EE.8.2.1 Bundled Libraries
Libraries bundled with an application may be referenced in the following ways:
A JAR format file (such as a .jar file, .war file, or .rar file) may reference
a .jar file or directory by naming the referenced .jar file or directory in a
Class-Path header in the referencing JAR file’s Manifest file. The
referenced .jar file or directory is named using a URL relative to the URL of
the referencing JAR file. The Manifest file is named META-INF/MANIFEST.MF in
the JAR file. The Class-Path entry in the Manifest file is of the form
Class-Path: list-of-jar-files-or-directories-separated-by-spaces
(See the JAR File Specification for important details and limitations of the
syntax of Class-Path headers.) The Java EE deployment tools must process all
such referenced files and directories when processing a Java EE module. Any
deployment descriptors in referenced .jar files must be ignored when processing
the referencing .jar file. The deployment tool must install the .jar files and
directories in a way that preserves the relative references between the files.
Typically this is done by installing the .jar files into a directory hierarchy
that matches the original application directory hierarchy. All referenced .jar
files or directories must appear in the logical class path of the referencing
JAR files at runtime.
Only JAR format files or directories containing class files or resources to be
loaded directly by a standard class loader should be the target of a Class-Path
reference; such files are always named with a .jar extension.
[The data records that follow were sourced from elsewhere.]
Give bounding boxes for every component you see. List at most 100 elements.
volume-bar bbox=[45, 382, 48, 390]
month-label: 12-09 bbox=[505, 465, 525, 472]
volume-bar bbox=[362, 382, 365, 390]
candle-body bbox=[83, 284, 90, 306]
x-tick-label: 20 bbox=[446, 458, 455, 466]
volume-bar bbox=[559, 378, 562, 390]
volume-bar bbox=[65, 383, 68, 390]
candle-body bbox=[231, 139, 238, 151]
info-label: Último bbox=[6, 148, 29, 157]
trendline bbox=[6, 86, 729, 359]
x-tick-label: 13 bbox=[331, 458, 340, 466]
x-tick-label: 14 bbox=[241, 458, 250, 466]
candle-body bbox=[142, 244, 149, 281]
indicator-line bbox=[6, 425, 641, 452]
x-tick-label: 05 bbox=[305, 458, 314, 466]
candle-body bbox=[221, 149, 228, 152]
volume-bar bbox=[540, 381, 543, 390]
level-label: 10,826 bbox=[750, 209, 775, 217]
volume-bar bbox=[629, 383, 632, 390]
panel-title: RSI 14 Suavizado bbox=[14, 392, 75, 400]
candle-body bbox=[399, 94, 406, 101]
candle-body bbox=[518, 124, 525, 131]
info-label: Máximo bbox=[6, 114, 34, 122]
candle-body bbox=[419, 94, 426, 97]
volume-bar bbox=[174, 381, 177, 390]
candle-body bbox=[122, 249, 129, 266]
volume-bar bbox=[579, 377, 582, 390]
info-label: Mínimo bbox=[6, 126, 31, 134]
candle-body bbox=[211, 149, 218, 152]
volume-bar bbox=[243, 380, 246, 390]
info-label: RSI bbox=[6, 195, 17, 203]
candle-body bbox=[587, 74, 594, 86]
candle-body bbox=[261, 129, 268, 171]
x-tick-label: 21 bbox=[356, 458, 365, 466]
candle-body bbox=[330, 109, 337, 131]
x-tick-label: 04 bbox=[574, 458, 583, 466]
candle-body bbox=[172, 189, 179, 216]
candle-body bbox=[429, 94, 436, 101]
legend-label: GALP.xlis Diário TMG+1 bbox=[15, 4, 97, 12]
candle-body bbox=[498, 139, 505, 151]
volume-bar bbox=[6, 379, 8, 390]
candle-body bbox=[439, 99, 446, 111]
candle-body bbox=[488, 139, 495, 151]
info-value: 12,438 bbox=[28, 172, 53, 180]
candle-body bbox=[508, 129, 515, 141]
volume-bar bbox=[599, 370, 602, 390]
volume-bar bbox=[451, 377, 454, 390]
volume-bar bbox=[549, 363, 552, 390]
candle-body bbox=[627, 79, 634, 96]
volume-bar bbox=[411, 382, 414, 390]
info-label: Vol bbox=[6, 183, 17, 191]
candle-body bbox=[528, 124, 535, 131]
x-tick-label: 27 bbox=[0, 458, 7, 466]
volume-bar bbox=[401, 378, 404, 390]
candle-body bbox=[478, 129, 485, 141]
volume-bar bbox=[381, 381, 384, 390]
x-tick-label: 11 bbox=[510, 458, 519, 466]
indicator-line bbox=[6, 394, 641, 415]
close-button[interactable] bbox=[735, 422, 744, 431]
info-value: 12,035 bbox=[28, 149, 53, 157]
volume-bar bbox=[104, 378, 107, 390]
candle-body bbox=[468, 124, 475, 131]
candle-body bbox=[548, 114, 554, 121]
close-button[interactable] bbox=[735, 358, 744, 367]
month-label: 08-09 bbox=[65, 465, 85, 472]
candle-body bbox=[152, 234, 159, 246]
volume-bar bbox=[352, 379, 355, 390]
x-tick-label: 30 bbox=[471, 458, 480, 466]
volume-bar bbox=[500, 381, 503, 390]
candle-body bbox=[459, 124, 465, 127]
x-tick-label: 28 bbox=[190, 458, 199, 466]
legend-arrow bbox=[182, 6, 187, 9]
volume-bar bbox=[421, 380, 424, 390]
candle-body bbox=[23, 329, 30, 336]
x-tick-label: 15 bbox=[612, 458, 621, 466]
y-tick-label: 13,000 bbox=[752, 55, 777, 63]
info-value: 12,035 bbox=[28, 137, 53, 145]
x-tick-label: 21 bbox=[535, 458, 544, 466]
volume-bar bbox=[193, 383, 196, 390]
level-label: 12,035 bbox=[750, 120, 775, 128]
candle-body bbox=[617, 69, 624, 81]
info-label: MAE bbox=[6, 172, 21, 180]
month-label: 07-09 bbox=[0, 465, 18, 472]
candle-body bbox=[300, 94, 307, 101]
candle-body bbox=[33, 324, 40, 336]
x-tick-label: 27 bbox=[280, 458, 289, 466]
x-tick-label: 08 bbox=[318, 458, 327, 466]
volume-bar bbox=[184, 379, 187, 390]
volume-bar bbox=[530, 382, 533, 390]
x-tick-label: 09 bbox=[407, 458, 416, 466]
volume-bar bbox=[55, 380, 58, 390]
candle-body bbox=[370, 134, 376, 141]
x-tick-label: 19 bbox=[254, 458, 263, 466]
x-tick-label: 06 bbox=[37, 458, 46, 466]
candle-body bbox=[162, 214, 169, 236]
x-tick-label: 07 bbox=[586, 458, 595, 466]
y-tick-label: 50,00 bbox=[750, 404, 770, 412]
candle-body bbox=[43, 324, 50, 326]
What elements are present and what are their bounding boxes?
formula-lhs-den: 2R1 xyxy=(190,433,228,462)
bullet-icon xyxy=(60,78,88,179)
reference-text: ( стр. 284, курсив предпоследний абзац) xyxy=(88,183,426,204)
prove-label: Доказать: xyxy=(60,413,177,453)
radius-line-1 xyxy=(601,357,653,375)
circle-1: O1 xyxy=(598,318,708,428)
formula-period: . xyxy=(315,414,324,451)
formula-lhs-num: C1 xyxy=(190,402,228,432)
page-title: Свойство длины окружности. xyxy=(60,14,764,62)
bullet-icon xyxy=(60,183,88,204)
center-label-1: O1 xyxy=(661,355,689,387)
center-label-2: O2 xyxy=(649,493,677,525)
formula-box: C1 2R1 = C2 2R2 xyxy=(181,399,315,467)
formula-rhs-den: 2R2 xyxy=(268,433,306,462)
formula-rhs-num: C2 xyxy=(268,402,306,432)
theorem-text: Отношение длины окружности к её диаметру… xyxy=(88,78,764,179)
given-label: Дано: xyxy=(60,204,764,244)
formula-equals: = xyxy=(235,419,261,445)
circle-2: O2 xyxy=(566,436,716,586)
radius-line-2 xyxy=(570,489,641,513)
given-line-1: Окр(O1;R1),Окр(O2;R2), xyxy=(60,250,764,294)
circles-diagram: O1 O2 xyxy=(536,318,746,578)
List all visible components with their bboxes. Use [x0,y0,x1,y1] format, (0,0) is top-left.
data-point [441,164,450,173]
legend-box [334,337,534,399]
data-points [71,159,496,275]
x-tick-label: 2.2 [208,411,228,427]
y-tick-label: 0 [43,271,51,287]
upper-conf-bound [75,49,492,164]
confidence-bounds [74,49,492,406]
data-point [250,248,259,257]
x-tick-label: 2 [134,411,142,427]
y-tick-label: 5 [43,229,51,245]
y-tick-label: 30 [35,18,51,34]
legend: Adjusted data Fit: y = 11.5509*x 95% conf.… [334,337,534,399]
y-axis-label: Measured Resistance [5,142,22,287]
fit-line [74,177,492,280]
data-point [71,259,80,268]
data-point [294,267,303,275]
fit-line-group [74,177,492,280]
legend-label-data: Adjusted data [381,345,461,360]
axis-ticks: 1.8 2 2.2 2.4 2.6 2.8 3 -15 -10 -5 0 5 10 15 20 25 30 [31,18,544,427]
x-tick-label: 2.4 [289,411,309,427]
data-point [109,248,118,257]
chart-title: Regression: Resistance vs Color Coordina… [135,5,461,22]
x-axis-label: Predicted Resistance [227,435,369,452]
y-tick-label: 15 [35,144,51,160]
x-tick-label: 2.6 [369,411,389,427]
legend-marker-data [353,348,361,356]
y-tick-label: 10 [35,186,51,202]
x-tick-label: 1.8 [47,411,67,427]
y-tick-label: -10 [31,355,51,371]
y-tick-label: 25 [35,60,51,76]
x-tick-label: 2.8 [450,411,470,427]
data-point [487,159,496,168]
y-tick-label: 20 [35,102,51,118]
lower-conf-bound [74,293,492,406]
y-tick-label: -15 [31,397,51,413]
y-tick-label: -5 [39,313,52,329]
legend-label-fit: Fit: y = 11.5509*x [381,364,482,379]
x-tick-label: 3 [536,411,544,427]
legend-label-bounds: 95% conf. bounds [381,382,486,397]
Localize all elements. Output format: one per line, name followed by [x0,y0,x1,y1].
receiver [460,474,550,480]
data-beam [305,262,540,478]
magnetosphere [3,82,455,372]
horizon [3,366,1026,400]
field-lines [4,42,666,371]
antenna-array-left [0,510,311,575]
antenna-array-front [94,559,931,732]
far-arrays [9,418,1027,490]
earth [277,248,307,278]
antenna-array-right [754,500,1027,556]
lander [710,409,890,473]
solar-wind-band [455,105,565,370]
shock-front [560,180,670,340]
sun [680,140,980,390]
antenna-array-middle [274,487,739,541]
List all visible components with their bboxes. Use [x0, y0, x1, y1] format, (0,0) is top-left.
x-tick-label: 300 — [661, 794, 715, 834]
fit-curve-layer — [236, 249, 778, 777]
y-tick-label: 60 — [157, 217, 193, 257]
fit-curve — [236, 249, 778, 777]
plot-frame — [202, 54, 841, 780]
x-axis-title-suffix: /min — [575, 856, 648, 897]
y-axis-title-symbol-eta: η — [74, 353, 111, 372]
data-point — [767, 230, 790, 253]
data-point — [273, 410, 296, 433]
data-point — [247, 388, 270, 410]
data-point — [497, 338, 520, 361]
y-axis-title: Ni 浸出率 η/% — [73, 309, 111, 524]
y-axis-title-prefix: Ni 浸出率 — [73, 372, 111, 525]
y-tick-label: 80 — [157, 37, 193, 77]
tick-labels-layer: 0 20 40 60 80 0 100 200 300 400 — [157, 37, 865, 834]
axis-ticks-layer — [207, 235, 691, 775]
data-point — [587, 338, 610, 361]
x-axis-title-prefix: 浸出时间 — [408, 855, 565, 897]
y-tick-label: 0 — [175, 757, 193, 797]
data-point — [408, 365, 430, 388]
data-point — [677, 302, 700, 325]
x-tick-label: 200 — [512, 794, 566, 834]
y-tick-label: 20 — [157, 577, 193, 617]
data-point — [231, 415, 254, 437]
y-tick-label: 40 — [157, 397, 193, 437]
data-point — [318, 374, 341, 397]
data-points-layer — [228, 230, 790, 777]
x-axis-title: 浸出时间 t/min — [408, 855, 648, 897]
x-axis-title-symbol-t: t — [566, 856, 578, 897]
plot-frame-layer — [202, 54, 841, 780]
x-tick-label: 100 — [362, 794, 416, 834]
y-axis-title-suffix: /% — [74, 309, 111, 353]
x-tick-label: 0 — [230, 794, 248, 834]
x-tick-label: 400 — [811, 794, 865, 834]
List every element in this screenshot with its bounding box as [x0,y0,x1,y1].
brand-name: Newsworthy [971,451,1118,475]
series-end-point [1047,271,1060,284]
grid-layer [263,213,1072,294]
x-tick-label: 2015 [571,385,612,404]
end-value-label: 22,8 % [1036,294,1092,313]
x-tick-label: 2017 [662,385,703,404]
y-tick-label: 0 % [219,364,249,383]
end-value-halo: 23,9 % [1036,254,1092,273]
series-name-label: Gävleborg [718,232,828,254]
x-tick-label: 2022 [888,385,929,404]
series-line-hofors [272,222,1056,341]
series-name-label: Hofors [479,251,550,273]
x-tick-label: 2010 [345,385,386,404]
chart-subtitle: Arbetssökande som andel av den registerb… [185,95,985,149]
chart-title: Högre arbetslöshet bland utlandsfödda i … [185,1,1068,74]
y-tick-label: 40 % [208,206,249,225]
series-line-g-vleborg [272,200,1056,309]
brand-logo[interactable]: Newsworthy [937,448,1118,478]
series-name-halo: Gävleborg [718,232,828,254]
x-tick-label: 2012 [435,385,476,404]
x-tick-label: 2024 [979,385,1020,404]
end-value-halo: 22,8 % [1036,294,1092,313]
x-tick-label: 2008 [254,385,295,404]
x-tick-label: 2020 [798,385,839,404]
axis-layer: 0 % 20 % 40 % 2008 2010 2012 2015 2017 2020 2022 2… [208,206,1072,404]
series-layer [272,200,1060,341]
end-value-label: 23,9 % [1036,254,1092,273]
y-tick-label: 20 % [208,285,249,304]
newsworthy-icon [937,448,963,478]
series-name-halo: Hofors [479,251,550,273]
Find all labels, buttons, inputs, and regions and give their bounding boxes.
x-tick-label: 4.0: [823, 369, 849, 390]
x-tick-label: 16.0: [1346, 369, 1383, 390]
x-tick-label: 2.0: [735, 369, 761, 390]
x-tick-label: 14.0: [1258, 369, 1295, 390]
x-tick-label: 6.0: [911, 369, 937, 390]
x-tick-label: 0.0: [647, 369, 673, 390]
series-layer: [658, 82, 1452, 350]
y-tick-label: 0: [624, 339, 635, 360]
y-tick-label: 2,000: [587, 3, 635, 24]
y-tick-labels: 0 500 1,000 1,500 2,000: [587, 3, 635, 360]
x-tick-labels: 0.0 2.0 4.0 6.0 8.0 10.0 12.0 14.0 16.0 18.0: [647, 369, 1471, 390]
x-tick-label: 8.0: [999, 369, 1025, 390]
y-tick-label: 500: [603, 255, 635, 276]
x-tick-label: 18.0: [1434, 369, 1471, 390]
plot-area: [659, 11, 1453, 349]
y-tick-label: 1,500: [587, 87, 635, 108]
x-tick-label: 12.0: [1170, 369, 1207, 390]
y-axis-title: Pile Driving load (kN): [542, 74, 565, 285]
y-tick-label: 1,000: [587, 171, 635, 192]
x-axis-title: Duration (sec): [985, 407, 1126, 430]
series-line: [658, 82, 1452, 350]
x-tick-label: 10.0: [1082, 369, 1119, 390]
Top level JAR
files that are processed by a deployment tool should not contain Class-Path
entries; such entries would, by definition, reference other files external to
the deployment unit. A deployment tool is not required to process such external

marina vatkina added a comment - 22/Oct/10 10:46 AM

There will be more things to sort out with a jar wrapping an Java EE module via
Class-Path ref: the module name of an EJB module (with the lack of deployment
descriptors processing in the referenced jars) becomes that of the wrapping jar.